I monaci che sono lì servono a pregare per noi. Bene come è scritto alla lavagna. In esso, vengono depositati i biglietti che le persone lasciano alla porta del monastero o passano per telefono. Stanno pregando per parenti e amici, alcuni per affrontare problemi di salute, altri per pregare grazie. Le richieste vengono distribuite ai monaci e le preghiere, incluse nelle cerimonie e celebrazioni. E pregano, pregano e pregano. Trascorrono le loro vite pregando. Mentre pregano, lavorano, mangiano, giocano, leggono, sospirano, sudano, ricordano, cantano e vivono nel loro deserto. Un posto che non è arido, non è triste, solo silenzioso. Un grande silenzio.

La giornata si perde in nuvole e cenni silenziosi dal monaco João Diego oltre il muro del monastero alla squadra della rivista, che lascia il posto per fare le strade che portano via dal deserto verde di perdita tranquillità ai confini del Rio Grande do Sul.

* Nota: le visite al monastero di Nossa Senhora Medianeira sono state fatte a febbraio, maggio e giugno 2007

Fonte: Diário de Santa Maria |Sabato / domenica, 23/24 febbraio 2008

Vite deserte

Cari amici, voglio proporvi un dettagliato reportage realizzato da una rivista brasiliana, Diàrio de Santa Maria, il 24 febbraio del 2008 sulla certosa di Nostra Signora di Maria Medianeira. Un focus, molto interessante che vi offrirò in due articoli.

Ecco a voi il testo.

Vite deserte

Scopriamo come gli uomini dell’unico monastero certosino in Brasile vivono a Ivorá

Riflesso dell’anima

Nell’unico monastero dell’ordine dei monaci certosini in Brasile, che si trova a Ivorá, la vita è una preghiera quotidiana.

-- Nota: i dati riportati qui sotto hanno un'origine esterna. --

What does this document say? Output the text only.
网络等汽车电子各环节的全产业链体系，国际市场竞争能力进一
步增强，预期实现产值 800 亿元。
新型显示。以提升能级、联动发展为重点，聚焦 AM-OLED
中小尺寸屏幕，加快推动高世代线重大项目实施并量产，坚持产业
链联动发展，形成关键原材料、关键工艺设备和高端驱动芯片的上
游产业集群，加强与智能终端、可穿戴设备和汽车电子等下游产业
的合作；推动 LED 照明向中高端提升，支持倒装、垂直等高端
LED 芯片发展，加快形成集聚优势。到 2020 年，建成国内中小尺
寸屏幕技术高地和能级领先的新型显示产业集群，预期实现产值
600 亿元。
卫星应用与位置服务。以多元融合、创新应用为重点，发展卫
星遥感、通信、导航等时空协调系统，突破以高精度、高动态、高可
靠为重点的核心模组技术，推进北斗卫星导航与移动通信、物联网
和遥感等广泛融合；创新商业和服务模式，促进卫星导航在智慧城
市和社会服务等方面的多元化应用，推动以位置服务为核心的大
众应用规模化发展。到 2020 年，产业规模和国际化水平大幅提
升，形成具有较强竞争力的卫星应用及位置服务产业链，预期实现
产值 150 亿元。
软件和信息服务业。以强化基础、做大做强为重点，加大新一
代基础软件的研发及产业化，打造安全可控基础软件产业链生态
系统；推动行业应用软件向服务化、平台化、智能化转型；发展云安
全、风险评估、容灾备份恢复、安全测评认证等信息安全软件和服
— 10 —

Ci sono molti tipi di deserto. E molti tipi di uomini che cercano di attraversarli. Coloro che superano il deserto ne sono assorbiti. E sono immersi nella solitudine fino alla fine della loro vita.Vivono nell’immobilità della contemplazione, alla ricerca del volto di Dio. Per questo, hanno abdicato la loro famiglia, identità, paese e persino qualche ricordo di individualità dopo la morte. Sono i sacerdoti del deserto.

La rivista MIX è entrata nel mondo chiuso dei certosini. Questo è il secondo rapporto sul monastero di Ivorá. Nel primo tentativo, nel 2003, non fu permesso di registrare la vita quotidiana dei monaci e di entrare nelle loro celle. Dopo molte trattative e pazienza, alla rivista è stato concesso il permesso di mostrare come è la vita dei certosini, i monaci che coltivano il silenzio e la meditazione all’interno delle loro stanze.

Qui non si visita

Un piccolo uccello seduto su un cartello arrugginito lungo la strada indica la strada. Sullo sfondo verde, otto lettere comuni: monastero. Un’altra lapide verde incastonata di cemento sul modesto portico in pietra segnala l’inizio di una stretta strada a terra, quelle che, a causa del poco movimento, forma solo due binari con erba in mezzo. Il percorso porta a una posizione unica in Brasile. Accompagnando la placca c’è un’immagine della Madonna, sbarrata a sinistra, e l’avvertimento poco invitante sulla destra: “I monaci stanno pregando per te. Non visitare “.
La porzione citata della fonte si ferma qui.